X線回折の測定では、回折角(2θ)6°、11°、16°付近に、イモゴラト特有のピークを確認することができる。TEMの観察では、アロフェンの場合には直径約5nmの粒子が凝集した形態を、イモゴライトの場合には繊維が凝集した形態を確認することができる。IRの測定では、Si−O−Al結合に由来する900〜1000cm−1付近の吸収を確認することができる。
【0015】
アロフェン、イモゴライト及びハロイサイトはリン酸系化合物で予め処理したものであることが好ましい。リン酸系化合物での処理とは、例えば、アロフェン、イモゴライト又はハロイサイトを含む水分散液中に、リン酸系化合物を添加することにより行なうことができる。リン酸系化合物としては、後述するリン酸系化合物(a3)として例示されるものを用いることができる。リン酸系化合物による予備処理を施すことにより、得られる熱可塑性樹脂組成物中でのアルミニウム系無機化合物(a1)の分散性を向上させ、ひいてはその成形体の耐表面傷付き性、帯電防止性、耐熱変形性を改善することができる。
【0016】
本発明に用いるビニル単量体(a2)としては、例えば、メチル(メタ)アクリレート、エチル(メタ)アクリレート、n−プロピル(メタ)アクリレート、i−プロピル(メタ)アクリレート、n−ブチル(メタ)アクリレート、i−ブチル(メタ)アクリレート、t−ブチル(メタ)アクリレート、シクロヘキシル(メタ)アクリレート、イソボルニル(メタ)アクリレート、ベンジル(メタ)アクリレート、フェニル(メタ)アクリレート、2−ヒドロキシエチル(メタ)アクリレート、2−ヒドロキシブチル(メタ)アクリレート、グリシジル(メタ)アクリレート、ジメチルアミノエチル(メタ)アクリレート、ジメチルアミノエチル(メタ)アクリレート及びその塩酸塩、シアノエチル(メタ)アクリレート、シアノブチル(メタ)アクリレート、アリル(メタ)アクリレート、エチレングリコールジ(メタ)アクリレート、1,3−ブチレングリコールジ(メタ)アクリレート、トリメチロールプロパントリ(メタ)アクリレート等の(メタ)アクリレート;(メタ)アクリル酸;2,2,2−トリフルオロエチル(メタ)アクリレート、ヘプタデカフルオロデシル(メタ)アクリレート等のフッ素化(メタ)アクリレート;スチレン、α−メチルスチレン等の芳香族ビニル単量体;アクリロニトリル等のシアン化ビニル単量体;アクリルアミド、N,N−ジメチルアクリルアミド、N−イソプロピルアクリルアミド等のアクリルアミド単量体が挙げられる。
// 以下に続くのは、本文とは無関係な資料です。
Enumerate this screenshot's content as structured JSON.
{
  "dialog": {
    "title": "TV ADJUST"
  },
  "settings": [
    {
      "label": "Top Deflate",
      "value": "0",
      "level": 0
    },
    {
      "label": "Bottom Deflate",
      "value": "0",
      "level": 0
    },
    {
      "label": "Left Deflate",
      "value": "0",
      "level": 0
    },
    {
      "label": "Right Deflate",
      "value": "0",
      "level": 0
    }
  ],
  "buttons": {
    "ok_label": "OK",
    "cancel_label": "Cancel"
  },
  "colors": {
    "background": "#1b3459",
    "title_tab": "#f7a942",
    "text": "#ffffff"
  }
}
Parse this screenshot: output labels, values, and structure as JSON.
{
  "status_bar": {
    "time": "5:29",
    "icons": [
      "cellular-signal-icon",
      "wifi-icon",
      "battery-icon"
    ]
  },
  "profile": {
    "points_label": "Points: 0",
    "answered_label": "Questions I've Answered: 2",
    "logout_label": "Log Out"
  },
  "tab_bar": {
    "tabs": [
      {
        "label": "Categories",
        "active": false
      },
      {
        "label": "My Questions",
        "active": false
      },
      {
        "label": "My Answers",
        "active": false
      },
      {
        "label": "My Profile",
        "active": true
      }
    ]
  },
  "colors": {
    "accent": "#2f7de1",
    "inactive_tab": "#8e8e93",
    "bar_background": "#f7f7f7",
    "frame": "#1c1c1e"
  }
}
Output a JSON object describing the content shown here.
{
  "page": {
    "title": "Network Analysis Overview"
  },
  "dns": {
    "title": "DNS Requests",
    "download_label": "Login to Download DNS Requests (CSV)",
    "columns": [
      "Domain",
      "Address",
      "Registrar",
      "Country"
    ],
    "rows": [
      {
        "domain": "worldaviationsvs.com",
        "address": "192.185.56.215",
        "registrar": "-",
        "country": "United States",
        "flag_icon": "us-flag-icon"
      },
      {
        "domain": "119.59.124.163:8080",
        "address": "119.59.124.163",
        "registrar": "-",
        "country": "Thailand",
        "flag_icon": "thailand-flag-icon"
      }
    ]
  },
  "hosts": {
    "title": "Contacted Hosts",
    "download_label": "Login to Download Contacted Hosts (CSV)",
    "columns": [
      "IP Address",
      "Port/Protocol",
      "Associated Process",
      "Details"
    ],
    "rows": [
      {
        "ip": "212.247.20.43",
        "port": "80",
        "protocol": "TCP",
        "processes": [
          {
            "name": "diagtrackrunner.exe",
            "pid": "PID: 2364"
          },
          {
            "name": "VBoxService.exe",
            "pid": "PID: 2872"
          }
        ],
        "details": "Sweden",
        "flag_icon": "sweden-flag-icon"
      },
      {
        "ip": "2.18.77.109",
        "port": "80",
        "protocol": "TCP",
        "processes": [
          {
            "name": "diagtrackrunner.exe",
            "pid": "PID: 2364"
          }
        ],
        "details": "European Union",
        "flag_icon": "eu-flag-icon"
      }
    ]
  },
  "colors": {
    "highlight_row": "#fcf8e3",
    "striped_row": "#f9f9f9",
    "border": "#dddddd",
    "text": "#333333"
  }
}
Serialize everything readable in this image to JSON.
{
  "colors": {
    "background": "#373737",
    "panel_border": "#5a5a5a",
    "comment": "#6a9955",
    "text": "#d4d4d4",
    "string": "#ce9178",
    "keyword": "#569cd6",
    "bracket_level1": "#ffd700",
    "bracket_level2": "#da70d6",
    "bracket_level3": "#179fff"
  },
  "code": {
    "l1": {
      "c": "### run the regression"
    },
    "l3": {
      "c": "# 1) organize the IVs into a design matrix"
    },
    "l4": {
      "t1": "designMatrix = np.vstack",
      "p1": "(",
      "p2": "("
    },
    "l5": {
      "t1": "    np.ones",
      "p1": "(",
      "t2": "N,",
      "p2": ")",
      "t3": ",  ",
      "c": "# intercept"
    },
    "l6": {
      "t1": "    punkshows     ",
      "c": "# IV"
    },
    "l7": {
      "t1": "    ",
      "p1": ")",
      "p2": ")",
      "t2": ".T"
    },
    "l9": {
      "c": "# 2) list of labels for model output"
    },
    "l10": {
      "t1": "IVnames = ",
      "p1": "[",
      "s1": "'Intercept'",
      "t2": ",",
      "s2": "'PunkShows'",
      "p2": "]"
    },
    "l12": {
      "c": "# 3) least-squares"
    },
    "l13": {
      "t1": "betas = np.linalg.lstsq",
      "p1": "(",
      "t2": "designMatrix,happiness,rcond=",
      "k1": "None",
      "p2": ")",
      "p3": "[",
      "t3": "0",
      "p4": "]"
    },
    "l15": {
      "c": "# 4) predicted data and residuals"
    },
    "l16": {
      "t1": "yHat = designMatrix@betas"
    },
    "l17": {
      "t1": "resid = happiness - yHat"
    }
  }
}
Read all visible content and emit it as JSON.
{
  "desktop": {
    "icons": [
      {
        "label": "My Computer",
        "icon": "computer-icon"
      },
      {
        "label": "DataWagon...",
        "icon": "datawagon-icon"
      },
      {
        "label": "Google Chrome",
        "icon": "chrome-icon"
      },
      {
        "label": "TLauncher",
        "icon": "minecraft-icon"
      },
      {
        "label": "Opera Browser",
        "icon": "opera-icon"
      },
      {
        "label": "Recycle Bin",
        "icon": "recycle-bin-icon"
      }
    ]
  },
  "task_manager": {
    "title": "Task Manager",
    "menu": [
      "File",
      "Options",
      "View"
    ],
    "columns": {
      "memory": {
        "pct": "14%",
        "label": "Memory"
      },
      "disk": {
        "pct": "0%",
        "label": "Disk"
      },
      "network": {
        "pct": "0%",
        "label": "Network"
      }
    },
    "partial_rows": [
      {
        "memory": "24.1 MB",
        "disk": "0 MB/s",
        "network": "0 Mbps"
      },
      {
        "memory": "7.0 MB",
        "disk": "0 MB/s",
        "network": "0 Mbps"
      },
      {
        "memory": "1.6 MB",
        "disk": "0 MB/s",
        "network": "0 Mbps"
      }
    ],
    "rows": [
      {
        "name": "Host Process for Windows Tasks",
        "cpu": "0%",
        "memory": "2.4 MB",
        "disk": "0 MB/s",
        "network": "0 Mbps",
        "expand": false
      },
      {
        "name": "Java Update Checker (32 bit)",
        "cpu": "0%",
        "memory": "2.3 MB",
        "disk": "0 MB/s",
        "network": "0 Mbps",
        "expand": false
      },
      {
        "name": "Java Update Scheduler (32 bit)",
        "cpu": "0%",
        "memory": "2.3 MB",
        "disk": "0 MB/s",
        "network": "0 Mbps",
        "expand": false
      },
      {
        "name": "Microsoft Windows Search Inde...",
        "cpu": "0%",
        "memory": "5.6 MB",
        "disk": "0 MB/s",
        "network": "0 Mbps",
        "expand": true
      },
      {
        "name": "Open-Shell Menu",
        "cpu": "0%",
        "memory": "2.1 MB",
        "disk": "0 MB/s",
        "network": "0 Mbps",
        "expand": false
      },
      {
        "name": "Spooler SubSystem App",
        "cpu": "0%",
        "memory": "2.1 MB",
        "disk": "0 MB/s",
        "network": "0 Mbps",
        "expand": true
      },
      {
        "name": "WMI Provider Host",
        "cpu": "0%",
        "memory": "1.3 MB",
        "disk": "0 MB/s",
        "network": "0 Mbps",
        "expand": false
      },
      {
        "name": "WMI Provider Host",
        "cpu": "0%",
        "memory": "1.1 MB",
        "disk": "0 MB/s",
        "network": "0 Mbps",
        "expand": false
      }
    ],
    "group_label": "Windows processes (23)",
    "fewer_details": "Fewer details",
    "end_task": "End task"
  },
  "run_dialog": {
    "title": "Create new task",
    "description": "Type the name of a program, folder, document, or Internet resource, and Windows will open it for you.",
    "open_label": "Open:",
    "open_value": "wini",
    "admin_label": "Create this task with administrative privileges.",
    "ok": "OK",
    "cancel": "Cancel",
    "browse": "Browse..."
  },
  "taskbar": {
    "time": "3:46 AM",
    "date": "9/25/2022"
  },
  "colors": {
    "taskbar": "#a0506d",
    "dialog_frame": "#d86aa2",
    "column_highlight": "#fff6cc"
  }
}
これらは、1種を単独で用いてもよく2種以上を併用してもよい。
【0017】
これらの中では、メチル(メタ)アクリレート、エチル(メタ)アクリレート、n−プロピル(メタ)アクリレート、n−ブチル(メタ)アクリレート、シクロヘキシル(メタ)アクリレート、グリシジル(メタ)アクリレート、アリル(メタ)アクリレート、エチレングリコールジ(メタ)アクリレート、1,3−ブチレングリコールジ(メタ)アクリレート、(メタ)アクリル酸、2,2,2−トリフルオロエチル(メタ)アクリレート、ヘプタデカフルオロデシル(メタ)アクリレート、スチレン、アクリロニトリルが、得られる成形体の成形外観、表面硬度、結晶性等が優れることから好ましく、メチル(メタ)アクリレート、n−ブチル(メタ)アクリレート、グリシジル(メタ)アクリレート、アリル(メタ)アクリレート、スチレン、アクリロニトリルがより好ましい。ここで、(メタ)アクリレートはアクリレート又はメタクリレートを示し、(メタ)アクリル酸はアクリル酸又はメタクリル酸を示す。
【0018】
アルミニウム系無機化合物(a1)を含む水分散液中で、ビニル単量体(a2)を重合する際には、水分散液中にリン酸系化合物(a3)を共存させることが好ましい。リン酸系化合物を共存させることにより、アルミニウム系無機化合物(a1)がリン酸系化合物で予備処理されることで、得られる熱可塑性樹脂組成物中でのアルミニウム系無機化合物(a1)の分散性を向上させ、ひいてはその成形体の耐表面傷付き性、帯電防止性、耐熱変形性を改善することができる。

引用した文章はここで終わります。